Eventually I was invited to a pizzeria for a shift as a commis. For six hours, my duties extended to standing still and watching the oven. Surprisingly, they invited me to come back for a second shift, in which I was allowed to grate some parmesan over a few pizzas. On the third shift I asked about getting paid. I did not get invited for a fourth.
As the days passed, I felt like I was running out of pizzerias – which was ridiculous really, as there are over 8,000 in Naples. I had handed out my CV dozens of times and yet my phone remained silent. I had never faced such rejection in my life.
But one Saturday, either a barista sprinkled something in my espresso, or I was touched by the hand of God, but inexplicably I became charm personified. I sauntered into 12 pizzerias, complimenting the food, the decor and the pizza makers in my best not-quite Italian. Perhaps they were amused at this silly Englishman.
In every Neapolitan pizza restaurant there is a tiled, 500 degree furnace, sometimes two. A fornaio loads fresh logs into the oven, which combust on entry; fornaios seldom have arm hair.
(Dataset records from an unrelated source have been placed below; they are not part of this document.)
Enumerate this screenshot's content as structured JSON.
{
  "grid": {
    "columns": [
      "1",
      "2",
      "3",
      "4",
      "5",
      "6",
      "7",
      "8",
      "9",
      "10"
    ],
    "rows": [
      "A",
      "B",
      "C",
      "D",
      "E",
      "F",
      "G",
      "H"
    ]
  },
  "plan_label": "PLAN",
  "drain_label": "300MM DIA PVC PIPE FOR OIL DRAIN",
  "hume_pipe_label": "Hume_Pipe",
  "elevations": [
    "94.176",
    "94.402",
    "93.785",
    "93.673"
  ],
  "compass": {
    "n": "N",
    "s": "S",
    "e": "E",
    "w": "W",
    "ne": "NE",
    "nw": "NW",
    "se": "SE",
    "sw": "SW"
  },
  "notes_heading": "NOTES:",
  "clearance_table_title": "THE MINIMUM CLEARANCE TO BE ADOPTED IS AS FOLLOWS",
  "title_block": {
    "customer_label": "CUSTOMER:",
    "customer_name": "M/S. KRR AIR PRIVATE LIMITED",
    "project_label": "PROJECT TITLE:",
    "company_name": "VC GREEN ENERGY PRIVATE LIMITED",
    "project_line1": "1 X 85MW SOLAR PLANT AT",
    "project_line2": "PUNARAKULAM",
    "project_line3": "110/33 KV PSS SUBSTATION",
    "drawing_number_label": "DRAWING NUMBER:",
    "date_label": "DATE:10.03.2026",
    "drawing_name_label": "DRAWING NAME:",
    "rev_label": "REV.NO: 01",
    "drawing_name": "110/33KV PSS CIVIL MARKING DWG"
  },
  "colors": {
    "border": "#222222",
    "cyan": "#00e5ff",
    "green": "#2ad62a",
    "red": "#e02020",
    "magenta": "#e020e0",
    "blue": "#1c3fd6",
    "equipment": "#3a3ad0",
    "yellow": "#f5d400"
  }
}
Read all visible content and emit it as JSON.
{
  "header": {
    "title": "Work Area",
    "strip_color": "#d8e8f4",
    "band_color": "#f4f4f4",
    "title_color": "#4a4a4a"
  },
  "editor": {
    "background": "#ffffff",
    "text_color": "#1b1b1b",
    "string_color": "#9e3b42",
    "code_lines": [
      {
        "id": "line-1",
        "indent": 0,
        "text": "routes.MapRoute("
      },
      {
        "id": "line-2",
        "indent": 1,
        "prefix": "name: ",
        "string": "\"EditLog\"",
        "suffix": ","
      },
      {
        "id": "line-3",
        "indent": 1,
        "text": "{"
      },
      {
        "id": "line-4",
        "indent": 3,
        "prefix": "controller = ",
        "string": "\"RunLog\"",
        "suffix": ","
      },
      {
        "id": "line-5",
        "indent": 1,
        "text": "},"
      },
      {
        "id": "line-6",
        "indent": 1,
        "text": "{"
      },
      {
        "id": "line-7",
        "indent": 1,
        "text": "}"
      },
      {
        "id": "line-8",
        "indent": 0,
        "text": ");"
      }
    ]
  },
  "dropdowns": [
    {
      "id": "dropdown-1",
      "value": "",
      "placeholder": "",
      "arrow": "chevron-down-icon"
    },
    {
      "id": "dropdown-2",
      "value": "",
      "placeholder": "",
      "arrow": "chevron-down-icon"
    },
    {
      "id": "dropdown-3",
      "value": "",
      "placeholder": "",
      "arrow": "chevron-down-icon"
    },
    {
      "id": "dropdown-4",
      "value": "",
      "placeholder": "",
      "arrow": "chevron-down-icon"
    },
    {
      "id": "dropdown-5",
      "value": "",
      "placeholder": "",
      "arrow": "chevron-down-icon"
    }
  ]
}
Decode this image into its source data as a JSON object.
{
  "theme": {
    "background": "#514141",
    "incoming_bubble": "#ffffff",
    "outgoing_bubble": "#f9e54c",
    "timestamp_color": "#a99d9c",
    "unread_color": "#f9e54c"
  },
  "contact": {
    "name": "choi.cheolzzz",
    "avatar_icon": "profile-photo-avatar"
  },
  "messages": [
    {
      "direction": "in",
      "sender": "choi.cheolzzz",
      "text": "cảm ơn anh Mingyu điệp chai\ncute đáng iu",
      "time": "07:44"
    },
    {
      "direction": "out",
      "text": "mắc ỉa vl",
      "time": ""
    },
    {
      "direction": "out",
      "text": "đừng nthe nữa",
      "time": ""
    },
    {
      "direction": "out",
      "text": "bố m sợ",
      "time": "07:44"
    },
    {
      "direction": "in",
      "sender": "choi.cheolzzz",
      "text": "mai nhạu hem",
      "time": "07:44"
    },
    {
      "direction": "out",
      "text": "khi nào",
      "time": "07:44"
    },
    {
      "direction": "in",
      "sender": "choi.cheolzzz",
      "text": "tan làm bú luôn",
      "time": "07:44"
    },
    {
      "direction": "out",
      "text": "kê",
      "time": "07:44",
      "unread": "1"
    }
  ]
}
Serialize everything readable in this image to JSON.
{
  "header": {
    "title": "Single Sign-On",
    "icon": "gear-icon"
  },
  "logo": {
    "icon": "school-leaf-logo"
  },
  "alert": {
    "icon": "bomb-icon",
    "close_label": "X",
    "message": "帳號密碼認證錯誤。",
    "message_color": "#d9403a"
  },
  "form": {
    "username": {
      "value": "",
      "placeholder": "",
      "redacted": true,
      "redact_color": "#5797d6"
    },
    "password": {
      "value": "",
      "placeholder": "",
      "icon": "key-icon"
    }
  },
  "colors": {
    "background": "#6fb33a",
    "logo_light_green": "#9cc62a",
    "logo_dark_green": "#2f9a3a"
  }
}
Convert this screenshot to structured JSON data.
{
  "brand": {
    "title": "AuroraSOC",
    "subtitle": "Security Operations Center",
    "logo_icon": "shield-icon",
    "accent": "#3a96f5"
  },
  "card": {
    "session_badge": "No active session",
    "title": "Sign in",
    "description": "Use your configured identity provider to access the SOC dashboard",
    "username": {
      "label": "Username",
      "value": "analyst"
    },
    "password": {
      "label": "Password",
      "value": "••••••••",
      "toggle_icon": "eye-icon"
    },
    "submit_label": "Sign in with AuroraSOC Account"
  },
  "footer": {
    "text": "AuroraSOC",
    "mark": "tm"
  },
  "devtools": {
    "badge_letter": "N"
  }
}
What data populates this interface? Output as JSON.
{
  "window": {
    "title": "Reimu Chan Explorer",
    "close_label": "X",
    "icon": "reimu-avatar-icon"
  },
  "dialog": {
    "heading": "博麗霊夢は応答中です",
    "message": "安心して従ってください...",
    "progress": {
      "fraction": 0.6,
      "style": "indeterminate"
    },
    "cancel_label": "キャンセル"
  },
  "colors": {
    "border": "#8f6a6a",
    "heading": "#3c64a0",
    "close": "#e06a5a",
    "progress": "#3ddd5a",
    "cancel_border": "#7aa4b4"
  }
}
Using a two-metre-long piece of wood, he then transfers the rounds of dough onto the floor of the oven and keeps them spinning for the 60 seconds they take to cook. Last week, the claret-faced wretch wielding the big stick was me.
There was sweat pouring down my face as I loaded dough and logs into the oven. After a while, a more experienced fornaio took over, and I spent the rest of my shift clearing tables, but that’s OK. I have a smile on my face and I now have an answer to that December morning question. I’m making pizza in Naples.